Norman Wilson, an ex-colleague and current advisor to Mayor Tommy Carcetti, leaks a story to Haynes about the Mayor's plans for the police department. Carcetti is going to force commissioner Ervin Burrell to resign and eventually replace him with colonel Cedric Daniels. Haynes offers the story to Templeton but reassigns it to Twigg when Twigg demonstrates in depth knowledge of Daniels' background. Haynes assigns Templeton to gather react quotes for the piece and is suspicious when Templeton comes up with an incredibly worded quote.

Haynes presses Templeton for his source and he claims that it came from Nerese Campbell. After work Haynes drinks with Twigg and they discuss their reasons for getting into the industry and bemoan the current state of the paper. Haynes reveals that watching his father set time aside to read the paper each day convinced him of its importance and that he wanted to be a part of it.
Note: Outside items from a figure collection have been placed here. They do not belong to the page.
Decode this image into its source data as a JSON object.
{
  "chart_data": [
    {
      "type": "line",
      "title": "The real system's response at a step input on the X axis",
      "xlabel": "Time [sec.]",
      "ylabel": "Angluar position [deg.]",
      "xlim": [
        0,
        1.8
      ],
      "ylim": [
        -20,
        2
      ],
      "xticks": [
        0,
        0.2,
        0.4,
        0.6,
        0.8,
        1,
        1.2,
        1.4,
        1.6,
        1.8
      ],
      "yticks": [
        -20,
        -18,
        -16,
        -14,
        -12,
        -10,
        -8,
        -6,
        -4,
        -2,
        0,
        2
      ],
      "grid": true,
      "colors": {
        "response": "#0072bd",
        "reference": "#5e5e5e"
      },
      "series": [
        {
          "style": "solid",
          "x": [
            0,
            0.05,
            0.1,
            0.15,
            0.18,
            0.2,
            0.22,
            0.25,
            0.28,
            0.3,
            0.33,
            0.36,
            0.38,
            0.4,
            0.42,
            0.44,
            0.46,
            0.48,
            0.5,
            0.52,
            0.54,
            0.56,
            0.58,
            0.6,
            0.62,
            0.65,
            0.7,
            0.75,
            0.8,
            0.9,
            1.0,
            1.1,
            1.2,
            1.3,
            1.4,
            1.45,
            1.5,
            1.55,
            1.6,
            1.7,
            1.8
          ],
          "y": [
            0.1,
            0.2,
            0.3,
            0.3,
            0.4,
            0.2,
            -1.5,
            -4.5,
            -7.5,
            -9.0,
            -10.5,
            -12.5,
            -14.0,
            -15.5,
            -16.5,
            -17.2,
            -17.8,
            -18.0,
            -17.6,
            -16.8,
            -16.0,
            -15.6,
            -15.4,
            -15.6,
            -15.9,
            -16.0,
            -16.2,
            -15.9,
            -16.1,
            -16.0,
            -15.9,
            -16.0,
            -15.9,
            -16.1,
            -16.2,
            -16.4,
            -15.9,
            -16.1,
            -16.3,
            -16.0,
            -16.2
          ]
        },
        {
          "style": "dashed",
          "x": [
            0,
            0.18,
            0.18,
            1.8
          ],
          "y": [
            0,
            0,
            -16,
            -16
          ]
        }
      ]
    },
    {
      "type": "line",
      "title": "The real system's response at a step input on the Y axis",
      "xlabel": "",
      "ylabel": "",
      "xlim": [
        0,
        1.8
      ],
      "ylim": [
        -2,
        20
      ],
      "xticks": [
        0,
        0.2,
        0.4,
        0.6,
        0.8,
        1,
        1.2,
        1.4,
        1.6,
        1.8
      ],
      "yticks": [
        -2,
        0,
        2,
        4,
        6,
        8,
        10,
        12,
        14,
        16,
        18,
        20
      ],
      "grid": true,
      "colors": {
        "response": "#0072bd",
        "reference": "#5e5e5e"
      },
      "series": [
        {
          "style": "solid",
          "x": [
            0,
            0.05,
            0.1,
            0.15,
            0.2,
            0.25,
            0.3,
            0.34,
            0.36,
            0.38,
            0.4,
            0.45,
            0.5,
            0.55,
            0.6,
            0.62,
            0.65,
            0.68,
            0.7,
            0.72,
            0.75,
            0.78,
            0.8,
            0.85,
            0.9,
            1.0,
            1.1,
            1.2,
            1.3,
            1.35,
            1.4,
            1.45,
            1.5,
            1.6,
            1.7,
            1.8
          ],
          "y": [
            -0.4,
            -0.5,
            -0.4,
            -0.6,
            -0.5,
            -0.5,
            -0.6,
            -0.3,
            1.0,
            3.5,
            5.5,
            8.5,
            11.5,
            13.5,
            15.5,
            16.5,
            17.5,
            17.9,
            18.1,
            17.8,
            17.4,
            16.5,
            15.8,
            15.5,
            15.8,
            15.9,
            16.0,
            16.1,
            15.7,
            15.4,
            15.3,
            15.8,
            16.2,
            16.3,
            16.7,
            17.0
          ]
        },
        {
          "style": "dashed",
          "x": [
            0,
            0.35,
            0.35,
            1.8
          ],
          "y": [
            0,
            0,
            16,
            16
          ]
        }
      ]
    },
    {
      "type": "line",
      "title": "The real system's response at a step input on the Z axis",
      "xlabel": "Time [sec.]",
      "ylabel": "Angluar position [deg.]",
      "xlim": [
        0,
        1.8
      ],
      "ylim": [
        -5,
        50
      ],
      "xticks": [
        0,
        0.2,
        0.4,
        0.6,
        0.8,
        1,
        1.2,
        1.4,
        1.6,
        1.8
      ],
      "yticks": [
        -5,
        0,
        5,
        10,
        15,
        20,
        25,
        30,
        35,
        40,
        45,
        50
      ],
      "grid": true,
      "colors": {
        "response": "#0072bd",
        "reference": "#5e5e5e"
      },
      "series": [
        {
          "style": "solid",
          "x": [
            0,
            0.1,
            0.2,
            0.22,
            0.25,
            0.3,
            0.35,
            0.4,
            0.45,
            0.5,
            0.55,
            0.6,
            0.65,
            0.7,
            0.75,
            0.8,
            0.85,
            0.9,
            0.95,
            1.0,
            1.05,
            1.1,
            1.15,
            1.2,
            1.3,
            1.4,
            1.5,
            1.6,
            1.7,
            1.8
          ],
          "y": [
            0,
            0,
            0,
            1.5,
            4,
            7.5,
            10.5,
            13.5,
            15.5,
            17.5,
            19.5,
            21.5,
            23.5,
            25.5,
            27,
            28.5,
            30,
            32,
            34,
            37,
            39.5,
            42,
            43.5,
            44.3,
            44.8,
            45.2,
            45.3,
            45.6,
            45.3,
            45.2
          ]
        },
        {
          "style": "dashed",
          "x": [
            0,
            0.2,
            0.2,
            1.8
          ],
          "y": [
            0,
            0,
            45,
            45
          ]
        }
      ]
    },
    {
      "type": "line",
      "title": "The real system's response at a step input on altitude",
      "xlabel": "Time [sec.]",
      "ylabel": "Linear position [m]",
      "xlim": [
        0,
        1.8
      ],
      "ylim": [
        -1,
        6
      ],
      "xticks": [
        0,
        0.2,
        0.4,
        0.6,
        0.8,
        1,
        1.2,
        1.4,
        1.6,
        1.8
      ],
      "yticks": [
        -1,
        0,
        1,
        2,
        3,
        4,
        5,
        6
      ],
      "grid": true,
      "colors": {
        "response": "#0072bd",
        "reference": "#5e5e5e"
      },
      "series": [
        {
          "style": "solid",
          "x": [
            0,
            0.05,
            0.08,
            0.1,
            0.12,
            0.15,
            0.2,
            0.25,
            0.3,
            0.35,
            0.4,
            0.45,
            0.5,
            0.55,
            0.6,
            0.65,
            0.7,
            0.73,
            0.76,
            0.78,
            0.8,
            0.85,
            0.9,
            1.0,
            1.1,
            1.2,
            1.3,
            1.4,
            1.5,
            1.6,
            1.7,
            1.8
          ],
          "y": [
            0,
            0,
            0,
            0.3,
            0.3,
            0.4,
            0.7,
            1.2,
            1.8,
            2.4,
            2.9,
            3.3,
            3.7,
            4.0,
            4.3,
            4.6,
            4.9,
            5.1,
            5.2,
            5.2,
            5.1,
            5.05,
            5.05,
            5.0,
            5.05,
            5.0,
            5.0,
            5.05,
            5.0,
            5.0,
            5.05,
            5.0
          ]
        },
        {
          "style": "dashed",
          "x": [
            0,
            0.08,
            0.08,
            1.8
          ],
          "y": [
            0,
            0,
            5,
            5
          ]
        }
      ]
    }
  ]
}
Twigg quotes H.L. Mencken and Haynes dismisses their predecessor, Twigg leaves telling Haynes that he forgives him.

Haynes amuses the newsroom with running commentary on the press conference Carcetti holds to announce the transitions in the department. Klebanow wonders how much of Haynes' insight will filter into their coverage and Haynes comments that with the loss of Twigg it will be difficult to find sources to support a thorough analysis of the promotions. Klebanow becomes annoyed with Haynes' use of profanity and asks him to moderate it. Haynes' team are also forced to hurry to catch up when the lack of a daily city court reporter causes them to miss the development of the Clay Davis corruption investigation. Haynes is impressed with Templeton's work on this story.

Eventually, Haynes begins to suspect that Templeton is fabricating his stories. When a homeless veteran confronts Templeton and Haynes about a combat story that he claims Templeton made up, he takes a trip to Walter Reed Medical Center in Washington, D.C. to talk to another vet, who confirms that the veteran is an honest man. Also, during a meeting with Nerese Campbell, she reveals that she was surprised to hear that someone said that Cedric Daniels had a hand in then-Commissioner Burrell's dismissal - a quote previously attributed to Campbell herself by Templeton.

He confronts Klebanow, who stands by Templeton. Later, in an argument, Templeton throws a notebook which he says has all his notes in it - when Gutierrez takes a look at it, she discovers it is blank. She relays this information to Gus, who once again confronts Whiting. This time, he is sent back to the copy desk as punishment.